The euro retreated, puling away from a seven-week high against the dollar, with traders citing a media report where a former European Central Bank board member voiced concerns about the euro’s gains.
They said there were worries this may reflect the views of some ECB policymakers who are concerned about weak economic growth.
The dollar was up 0.2 per cent against the yen at 97.75 yen , although it remained below the four-year high of 99.95 yen set last week.
Markets await a Group of Twenty meeting beginning on Thursday for signs of how deeply the United States and other leading economies will question Japan’s policy on the basis of the yen weakness it implies.
But recent comments from officials so far have suggested that the group as a whole will not criticise the policy on the grounds that it is motivated by domestic economic concerns.
“The pullback in dollar/yen is probably now complete and we look for it to pull higher ... It should break 100 fairly quickly,” said Ian Stannard, head of European currency strategy at Morgan Stanley.
“The IMF and G20 appear very supportive of Japanese policy efforts.”
Many analysts believe that the abundance of global liquidity due to monetary easing in Japan and the United States will also lead to further weakness in the yen as Japanese domestic investors look to use it to buy overseas assets that give them better returns.
“I don’t think there will be any criticism (by the G20) especially now after the correction lower in dollar/yen,” said Marcus Hettinger, global FX strategist at Credit Suisse. He expected the dollar to hit 102 yen within the next three months.
The dollar was also helped as gold prices steadied after a hefty plunge on Monday. The drop in gold, triggered partly by concerns about slowing growth in China, had lifted the yen, which is often sought in times of financial uncertainty.
The euro cut its gains, however, to last trade down 0.25 per cent at 128.18 yen after a media report cited former member of the ECB Executive Board Lorenzo Bini Smaghi saying the central bank should find ways to stop the euro from gaining.
Traders also reported selling of the euro against the yen by hedge funds.

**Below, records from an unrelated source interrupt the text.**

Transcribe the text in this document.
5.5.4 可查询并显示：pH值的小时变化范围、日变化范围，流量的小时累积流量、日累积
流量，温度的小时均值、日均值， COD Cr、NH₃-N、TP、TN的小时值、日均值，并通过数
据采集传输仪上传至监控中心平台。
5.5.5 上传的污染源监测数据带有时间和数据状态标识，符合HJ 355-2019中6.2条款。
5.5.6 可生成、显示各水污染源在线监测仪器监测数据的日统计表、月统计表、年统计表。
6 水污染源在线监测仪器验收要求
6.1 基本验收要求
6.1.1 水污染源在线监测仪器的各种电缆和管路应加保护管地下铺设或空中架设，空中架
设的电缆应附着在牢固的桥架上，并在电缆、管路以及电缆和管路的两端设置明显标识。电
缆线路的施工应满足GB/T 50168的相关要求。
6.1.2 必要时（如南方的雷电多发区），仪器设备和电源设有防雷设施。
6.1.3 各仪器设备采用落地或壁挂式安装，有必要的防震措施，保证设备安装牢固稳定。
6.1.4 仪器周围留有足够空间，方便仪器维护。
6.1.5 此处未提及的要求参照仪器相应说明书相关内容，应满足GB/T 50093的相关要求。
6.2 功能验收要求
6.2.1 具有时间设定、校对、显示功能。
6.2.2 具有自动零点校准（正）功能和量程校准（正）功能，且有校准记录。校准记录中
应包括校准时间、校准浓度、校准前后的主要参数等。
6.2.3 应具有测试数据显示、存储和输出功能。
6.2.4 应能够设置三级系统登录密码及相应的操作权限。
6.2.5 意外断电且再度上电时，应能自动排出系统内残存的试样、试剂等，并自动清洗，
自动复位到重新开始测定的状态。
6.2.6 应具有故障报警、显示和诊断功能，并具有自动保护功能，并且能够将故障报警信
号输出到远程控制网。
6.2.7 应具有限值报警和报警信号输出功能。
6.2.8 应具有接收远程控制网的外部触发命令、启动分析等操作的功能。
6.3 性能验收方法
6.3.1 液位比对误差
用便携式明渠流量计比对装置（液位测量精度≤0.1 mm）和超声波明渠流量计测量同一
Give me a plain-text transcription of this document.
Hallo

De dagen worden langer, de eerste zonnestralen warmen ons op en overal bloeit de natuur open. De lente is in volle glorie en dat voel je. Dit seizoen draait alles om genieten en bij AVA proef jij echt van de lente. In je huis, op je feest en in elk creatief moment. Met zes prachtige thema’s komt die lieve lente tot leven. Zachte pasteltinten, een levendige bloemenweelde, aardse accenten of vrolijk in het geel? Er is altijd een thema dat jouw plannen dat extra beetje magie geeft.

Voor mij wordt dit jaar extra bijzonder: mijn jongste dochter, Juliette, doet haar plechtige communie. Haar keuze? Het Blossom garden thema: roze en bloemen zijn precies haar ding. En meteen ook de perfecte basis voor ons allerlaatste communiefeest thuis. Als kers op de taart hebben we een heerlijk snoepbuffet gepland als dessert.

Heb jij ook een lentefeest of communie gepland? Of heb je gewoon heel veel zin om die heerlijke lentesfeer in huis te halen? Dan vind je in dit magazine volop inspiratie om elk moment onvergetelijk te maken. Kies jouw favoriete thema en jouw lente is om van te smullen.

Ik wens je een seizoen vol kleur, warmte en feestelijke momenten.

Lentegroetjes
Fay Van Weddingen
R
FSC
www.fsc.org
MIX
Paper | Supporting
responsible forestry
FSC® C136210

The single currency is now some way off a three-year peak of 131.10 yen hit last week and was also 0.3 per cent lower against the dollar at $1.3127, pulling away from a seven-week high of $1.3202 hit on Tuesday.
Elsewhere, the Swedish crown fell after the Riksbank, the country’s central bank, held interest rates as expected but delayed plans for tighter policy well into next year.
This lifted the euro to a one-and-a-half month high around 8.4750 crowns.
“The Riksbank usually makes smaller changes to the rate path,” said Richard Falkenhall, currency strategist at SEB in Stockholm, adding that the rate path changes caught the market by surprise.
But he said SEB forecast the euro at 8.0 crowns in 12 months, based on an improving Swedish economy and expectations aggressive monetary easing elsewhere will boost flows into countries with strong fundamentals, including Sweden.